Thankfully, John claps him on the shoulder so he doesn’t tear up with how much this all means to him, and, treasure found, it’s time to bring the adventure to a close. After Arthur thanks John once more for it, and everyone else for playing it with him, he wakes back up in his bed. Despite the ‘days’ the dream took, he doesn’t think more than maybe an hour has passed, and while it’s dark outside, it’s not very late. So Arthur changes into his pirate outfit, just because he wants to, and heads to the library to look at those books in real life.

Oddly enough, he’s joined by Gregory when he’s almost there, who asks him if he had fun. And then, when Arthur picks up the books in the library to admire them, he asks him what those are, and Arthur tells him they’re his, they’re birthday gifts. To which Gregory replies that, oh yes, of course, they’re from him! Arthur is very confused- how can they be from Gregory if Gregory didn’t know what they were? So he tells him that he’s pretty sure they’re actually from Dr Seward.

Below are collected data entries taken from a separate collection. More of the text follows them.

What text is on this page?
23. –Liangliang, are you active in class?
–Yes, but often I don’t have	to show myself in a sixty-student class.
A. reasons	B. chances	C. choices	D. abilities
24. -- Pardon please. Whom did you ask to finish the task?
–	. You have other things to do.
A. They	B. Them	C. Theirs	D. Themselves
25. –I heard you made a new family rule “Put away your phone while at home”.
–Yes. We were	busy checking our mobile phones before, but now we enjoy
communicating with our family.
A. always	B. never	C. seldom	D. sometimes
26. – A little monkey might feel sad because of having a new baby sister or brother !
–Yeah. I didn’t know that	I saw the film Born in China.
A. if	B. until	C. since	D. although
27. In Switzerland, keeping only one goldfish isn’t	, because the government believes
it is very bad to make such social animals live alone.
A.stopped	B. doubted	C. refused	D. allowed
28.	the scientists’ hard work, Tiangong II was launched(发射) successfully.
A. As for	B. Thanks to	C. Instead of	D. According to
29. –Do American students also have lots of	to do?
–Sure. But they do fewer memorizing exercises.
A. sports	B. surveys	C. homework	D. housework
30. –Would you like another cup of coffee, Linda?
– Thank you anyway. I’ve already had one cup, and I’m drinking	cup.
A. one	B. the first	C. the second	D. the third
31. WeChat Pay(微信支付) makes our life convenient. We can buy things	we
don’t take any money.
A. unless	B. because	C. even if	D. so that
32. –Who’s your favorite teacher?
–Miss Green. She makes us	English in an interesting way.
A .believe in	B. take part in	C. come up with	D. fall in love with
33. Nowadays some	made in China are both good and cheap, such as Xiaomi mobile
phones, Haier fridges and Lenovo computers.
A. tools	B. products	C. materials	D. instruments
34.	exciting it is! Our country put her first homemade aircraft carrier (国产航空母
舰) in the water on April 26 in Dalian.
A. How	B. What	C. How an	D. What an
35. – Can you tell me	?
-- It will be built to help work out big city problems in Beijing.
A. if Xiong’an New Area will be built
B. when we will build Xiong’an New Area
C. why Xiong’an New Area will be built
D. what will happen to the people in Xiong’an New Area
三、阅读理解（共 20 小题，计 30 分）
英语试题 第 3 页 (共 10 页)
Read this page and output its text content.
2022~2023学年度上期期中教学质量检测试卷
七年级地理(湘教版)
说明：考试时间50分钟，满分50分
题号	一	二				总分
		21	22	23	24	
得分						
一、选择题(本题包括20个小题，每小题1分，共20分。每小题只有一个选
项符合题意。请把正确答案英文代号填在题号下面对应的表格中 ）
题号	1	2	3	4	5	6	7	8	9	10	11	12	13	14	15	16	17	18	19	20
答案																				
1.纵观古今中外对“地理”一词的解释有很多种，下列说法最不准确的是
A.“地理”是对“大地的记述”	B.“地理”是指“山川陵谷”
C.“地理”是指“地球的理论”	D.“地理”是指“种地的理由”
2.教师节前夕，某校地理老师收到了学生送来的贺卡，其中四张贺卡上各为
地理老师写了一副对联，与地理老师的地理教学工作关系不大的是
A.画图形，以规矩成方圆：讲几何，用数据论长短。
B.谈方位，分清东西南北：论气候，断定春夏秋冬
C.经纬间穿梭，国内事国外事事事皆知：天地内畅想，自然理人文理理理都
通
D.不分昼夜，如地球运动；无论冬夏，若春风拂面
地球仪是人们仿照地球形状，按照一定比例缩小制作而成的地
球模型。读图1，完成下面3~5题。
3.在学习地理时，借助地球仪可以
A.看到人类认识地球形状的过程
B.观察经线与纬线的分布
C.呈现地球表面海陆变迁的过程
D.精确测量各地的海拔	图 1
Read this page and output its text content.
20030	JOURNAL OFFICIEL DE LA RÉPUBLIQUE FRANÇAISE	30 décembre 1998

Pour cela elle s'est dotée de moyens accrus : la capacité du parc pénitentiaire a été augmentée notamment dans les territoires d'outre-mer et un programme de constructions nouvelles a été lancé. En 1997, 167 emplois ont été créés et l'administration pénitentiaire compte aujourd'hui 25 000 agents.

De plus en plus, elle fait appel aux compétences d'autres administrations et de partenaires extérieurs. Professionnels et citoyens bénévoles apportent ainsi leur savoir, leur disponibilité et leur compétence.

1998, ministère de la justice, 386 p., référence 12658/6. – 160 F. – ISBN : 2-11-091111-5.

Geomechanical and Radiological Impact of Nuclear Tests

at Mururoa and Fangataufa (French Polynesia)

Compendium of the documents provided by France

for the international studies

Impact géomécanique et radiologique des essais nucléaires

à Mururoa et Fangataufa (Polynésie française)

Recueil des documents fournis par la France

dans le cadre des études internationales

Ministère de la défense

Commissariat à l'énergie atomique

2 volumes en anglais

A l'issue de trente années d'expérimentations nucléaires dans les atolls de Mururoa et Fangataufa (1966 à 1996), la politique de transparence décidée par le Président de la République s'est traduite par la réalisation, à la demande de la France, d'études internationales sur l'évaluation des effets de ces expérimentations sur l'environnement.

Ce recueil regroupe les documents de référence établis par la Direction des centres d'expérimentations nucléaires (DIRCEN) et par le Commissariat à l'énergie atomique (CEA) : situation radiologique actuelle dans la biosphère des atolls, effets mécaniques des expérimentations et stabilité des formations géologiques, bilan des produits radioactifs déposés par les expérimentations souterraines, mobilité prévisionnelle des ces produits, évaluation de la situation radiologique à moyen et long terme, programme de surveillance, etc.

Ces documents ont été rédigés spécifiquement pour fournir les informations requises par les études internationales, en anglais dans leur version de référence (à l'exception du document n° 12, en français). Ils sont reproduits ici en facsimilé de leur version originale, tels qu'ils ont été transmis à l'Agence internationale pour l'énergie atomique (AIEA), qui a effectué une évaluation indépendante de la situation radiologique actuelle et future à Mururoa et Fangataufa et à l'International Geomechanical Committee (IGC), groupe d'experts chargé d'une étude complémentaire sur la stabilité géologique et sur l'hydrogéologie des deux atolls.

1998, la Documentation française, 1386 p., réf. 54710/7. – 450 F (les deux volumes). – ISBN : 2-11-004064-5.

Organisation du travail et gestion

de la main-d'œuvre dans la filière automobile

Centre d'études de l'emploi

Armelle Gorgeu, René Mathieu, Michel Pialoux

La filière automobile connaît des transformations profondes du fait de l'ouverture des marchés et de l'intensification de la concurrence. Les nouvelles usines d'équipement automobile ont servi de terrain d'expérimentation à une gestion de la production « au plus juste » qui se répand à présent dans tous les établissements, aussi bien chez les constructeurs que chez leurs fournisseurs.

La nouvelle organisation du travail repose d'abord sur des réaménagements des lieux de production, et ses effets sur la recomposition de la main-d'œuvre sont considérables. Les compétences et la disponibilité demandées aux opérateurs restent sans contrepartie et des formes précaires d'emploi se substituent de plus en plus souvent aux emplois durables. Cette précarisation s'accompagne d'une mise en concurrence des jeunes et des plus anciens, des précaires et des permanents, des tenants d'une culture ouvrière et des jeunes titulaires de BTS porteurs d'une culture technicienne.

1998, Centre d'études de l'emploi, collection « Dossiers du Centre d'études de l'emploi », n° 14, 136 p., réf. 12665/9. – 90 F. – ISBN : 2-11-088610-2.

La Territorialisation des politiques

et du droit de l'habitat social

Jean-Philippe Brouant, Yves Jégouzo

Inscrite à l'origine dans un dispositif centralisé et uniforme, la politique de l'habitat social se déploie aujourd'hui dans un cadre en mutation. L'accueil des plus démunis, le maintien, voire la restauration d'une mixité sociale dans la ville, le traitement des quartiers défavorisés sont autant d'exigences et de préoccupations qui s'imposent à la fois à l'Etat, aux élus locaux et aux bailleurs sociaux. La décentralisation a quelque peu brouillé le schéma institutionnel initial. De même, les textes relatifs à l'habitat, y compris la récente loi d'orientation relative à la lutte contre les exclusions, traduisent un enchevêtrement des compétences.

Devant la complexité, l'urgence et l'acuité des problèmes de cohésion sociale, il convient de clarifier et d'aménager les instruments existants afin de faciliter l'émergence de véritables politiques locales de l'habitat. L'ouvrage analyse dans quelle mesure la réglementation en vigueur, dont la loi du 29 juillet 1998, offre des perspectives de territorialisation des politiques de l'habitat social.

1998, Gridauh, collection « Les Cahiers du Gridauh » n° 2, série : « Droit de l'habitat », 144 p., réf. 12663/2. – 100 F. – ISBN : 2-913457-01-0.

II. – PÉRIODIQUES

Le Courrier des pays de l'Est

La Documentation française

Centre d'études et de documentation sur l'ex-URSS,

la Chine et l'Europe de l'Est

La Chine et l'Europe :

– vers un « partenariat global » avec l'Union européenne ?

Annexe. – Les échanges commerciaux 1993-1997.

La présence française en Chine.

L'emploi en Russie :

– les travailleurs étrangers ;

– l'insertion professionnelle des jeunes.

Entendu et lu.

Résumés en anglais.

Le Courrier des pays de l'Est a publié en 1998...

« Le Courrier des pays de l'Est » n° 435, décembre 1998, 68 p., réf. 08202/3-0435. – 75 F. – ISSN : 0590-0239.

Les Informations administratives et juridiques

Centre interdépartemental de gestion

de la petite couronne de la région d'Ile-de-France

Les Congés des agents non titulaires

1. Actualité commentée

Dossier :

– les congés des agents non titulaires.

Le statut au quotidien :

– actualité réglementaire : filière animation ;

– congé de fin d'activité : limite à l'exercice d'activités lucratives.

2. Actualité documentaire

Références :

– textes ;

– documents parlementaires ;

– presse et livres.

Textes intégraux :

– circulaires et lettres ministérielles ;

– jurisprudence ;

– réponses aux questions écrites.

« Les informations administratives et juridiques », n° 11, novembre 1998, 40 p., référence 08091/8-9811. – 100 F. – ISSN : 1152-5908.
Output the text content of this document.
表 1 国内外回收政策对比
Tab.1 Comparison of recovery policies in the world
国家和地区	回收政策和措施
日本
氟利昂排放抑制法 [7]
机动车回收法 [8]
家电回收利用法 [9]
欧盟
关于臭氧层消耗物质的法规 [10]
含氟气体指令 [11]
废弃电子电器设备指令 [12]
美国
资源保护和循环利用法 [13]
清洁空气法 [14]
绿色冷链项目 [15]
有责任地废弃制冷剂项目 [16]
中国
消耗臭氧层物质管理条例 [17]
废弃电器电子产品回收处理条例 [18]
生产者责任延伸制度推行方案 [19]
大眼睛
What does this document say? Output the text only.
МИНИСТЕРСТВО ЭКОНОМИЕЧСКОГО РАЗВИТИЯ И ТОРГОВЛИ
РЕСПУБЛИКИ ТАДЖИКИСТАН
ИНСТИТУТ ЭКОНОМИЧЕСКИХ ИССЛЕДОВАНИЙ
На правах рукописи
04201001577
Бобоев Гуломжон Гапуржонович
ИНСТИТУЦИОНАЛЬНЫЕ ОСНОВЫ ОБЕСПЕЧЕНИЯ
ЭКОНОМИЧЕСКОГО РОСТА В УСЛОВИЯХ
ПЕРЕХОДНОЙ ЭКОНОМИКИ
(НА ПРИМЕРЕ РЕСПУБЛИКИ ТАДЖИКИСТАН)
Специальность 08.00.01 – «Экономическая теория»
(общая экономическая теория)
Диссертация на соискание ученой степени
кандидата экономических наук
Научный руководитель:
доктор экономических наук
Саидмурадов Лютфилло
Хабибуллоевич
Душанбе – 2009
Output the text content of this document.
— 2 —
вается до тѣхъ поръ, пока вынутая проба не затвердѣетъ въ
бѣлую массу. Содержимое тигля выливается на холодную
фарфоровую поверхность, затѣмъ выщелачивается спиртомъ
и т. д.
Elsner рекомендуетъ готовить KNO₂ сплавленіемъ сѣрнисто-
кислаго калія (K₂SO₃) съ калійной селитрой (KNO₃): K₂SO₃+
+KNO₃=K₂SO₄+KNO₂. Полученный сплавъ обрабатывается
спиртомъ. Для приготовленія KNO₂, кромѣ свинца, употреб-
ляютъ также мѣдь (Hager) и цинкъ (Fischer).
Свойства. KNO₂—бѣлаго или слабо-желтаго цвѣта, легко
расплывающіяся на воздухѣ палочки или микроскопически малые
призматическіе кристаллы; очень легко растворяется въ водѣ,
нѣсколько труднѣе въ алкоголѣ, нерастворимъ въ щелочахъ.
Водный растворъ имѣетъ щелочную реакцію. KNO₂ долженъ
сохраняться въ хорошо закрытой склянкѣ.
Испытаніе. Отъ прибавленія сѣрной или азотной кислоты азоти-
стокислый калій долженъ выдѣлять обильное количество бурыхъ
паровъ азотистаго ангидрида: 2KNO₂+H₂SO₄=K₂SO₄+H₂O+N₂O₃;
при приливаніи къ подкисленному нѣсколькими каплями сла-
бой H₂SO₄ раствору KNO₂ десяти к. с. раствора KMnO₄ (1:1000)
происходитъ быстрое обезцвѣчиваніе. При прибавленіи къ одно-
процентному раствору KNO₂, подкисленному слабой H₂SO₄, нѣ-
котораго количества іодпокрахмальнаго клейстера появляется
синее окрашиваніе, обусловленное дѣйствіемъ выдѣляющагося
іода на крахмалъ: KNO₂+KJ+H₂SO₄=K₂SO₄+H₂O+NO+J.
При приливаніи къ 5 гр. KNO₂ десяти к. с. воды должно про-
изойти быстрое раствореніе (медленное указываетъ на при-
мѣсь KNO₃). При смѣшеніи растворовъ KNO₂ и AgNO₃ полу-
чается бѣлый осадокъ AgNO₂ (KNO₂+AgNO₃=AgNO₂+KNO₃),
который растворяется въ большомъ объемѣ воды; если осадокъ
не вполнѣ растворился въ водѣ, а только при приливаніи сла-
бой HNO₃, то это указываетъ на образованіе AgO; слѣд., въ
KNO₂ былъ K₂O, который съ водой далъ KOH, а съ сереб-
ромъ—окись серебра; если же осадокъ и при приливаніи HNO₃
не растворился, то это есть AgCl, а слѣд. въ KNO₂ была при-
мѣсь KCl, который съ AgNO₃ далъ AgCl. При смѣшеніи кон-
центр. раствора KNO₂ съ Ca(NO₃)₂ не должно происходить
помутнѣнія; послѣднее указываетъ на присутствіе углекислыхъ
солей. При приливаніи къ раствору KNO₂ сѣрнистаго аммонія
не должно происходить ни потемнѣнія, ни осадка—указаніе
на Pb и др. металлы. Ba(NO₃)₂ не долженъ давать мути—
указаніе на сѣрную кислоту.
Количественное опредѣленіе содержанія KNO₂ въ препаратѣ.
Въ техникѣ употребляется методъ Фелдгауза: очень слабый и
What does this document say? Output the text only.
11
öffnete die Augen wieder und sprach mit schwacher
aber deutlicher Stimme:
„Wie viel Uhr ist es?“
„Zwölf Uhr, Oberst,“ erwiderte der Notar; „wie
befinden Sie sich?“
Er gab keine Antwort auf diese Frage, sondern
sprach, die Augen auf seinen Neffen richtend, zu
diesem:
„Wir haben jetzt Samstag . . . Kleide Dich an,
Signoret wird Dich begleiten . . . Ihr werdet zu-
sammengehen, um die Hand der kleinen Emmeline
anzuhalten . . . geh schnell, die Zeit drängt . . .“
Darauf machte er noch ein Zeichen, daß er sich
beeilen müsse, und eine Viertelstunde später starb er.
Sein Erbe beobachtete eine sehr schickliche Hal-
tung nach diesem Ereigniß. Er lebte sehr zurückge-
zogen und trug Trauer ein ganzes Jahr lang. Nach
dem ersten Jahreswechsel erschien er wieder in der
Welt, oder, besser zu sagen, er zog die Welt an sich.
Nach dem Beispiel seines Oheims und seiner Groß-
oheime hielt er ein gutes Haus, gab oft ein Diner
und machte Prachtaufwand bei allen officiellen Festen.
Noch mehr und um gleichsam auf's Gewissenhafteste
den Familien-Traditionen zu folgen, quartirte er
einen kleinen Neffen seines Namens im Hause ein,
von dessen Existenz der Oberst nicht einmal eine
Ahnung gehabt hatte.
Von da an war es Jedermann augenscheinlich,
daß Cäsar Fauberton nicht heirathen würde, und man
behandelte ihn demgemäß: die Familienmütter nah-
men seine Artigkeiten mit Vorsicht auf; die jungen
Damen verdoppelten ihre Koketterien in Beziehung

Well, yes, Gregory agrees, but he remembered the titles!

Dr Seward had, in fact, said that he didn’t know the right title, and that’s why Arthur got two, and he only ever had one, so… this conversation is only getting more confusing. But Gregory looks very pleased with himself, and Arthur would rather be looking into the books, and then maybe go back out to the stables to admire his new horse and make friends with him than figure out how to make sense of this, so he tells Gregory: “Well, thanks, I guess,” which makes Gregory beam all over his cat face (since he’s still in cat form, as per usual), and then Arthur turns his attention to the books.

Gregory looks on, apparently interested in watching Arthur’s reaction, but when Arthur puts them down and announces he’s going outside to see Hannibal, he heads off with a quip and a laugh about “not wanting to be eaten by Artie’s horse!”- Arthur assumes he’s going to see Darcy, and really… he doesn’t mind having Hannibal to himself.

Hannibal is still curled up in his straw, but when Arthur stops and crosses his arms on his stall door, he lifts his head, and then yawns- wide. Way wider than a horse’s mouth should be able to open. There’s serrated teeth all the way back to his cheeks.

It’s actually really rather creepy. But also really cool. Creepy-cool- Arthur has a creepy-cool horse, and he finds himself grinning at that.

Mouth closed, Hannibal’s head looks all horsey again, but now that Arthur knows what to look for, he can tell that that’s actually a seam of lips running past the short, velvety fur of Hannibal’s muzzle.

Hannibal climbs to his feet, and comes over to hang his head over the stall door and enjoy Arthur petting him and scratching his mane.

He might have a creepy-cool horse, but apparently it’s also a cuddly horse, and that’s even better.

This is definitely the best birthday ever.